History for the Classical Child: Early Modern Times, Volume 3 by Susan Wise Bauer

History for the Classical Child: Early Modern Times, Volume 3 by Susan Wise Bauer

Author:Susan Wise Bauer
Language: eng
Format: epub
Publisher: The Well-Trained Mind Press
Published: 2020-02-03T16:00:00+00:00


The First American President (1789–1797)

After the Constitutional Convention was over, George Washington went home. He was almost sixty years old. He’d fought in the French and Indian War. He’d led the War for Independence. Now, he wanted to stay on his farm in Virginia, feed his animals, work in his garden, and sit with his wife in front of the fireplace in the long, quiet evenings.

But the delegates who had signed the Constitution begged George Washington to become the first President. Many Americans were nervous about this new office. They were afraid that the President would soon become a king. And the delegates knew that George Washington would never try to become the king of America.

Washington didn’t want to be king of America. He didn’t even want to be President. “It is my great and sole desire to live and die, in peace and retirement on my own farm,” Washington told Alexander Hamilton. “I call heaven to witness that this very act would be the greatest sacrifice of my personal feelings and wishes that ever I have been called upon to make.”

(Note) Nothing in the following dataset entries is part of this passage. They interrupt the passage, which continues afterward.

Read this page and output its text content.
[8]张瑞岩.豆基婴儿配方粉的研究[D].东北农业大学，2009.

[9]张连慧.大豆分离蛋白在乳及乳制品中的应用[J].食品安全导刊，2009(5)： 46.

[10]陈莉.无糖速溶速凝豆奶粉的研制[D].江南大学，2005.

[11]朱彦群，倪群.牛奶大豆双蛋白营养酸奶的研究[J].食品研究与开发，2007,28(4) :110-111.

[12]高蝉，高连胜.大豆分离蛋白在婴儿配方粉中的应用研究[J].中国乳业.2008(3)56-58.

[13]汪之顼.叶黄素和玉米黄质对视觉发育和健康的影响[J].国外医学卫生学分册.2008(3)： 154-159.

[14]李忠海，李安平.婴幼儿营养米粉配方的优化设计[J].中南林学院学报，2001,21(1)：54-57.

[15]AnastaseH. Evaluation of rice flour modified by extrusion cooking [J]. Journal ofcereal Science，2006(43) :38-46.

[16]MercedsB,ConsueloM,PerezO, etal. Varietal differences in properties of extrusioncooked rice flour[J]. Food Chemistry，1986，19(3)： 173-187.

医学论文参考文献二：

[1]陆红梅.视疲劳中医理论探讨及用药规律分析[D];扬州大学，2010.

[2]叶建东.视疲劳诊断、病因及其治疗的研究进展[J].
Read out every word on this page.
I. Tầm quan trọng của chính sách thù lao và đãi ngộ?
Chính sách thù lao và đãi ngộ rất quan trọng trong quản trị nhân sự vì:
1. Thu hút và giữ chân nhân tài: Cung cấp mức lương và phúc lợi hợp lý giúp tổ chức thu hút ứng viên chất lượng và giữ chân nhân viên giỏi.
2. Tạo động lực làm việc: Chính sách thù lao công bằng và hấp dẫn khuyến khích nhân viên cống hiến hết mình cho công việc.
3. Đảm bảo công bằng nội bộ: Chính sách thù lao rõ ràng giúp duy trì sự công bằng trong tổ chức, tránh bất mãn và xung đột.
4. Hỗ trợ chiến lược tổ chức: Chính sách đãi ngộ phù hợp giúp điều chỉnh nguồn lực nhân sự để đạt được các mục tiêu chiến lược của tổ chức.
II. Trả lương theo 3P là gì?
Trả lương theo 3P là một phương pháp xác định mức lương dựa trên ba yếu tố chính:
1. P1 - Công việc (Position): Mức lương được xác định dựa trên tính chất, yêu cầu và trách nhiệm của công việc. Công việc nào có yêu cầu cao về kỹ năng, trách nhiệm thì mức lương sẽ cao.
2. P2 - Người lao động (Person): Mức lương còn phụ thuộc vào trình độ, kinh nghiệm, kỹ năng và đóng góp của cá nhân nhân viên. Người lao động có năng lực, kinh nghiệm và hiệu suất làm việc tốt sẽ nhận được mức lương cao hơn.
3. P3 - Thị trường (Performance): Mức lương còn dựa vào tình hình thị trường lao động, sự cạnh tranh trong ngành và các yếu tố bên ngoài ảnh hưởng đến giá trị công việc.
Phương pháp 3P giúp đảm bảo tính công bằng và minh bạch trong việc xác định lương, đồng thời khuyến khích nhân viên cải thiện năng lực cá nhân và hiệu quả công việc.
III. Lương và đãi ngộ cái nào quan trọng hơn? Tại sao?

But George Washington also believed that he had a duty to the people of the United States. If they wanted him to be President, he would have to accept.

The first elections for a President of the United States were held in February of 1789—and Washington won unanimously. As he had promised, he accepted the job of first President. But he wrote in his diary, “[I begin the presidency] with a mind oppressed with more anxious and painful sensations than I have words to express.”

Washington had to ride to New York, the temporary capital of the new United States, to be sworn in, or inaugurated, as President. He was hoping for a quiet journey—but every time he got near a town, people ran out and cheered. Little girls threw flowers. Men took off their hats. Church bells rang! When he rode through Philadelphia, he had to parade under triumphal arches built just for his honor. Finally, he arrived in New Jersey, where a barge would take him across the water to New York. He found the dock covered with a red carpet, soldiers standing at attention all along it. The barge he would ride on was covered with flags and rowed by thirteen men, each representing one of the thirteen states. As the barge pulled away from the dock, a whole parade of ships fell into line behind it: a Spanish warship, with its crew cheering; a floating choir singing songs in honor of Washington; and dozens of small ships filled with cheering Americans.

The barge docked near Wall Street. When Washington stepped onto New York’s streets, he saw the roofs and sidewalks crowded with people, cheering and shouting his name. “The streets were lined with the inhabitants as thick as the People could stand,” one man wrote back to his wife, describing the scene. “Men, women, and children—Nay, I may venture to say Tens of Thousands. . . . Heads standing as thick as Ears of Corn before the Harvest.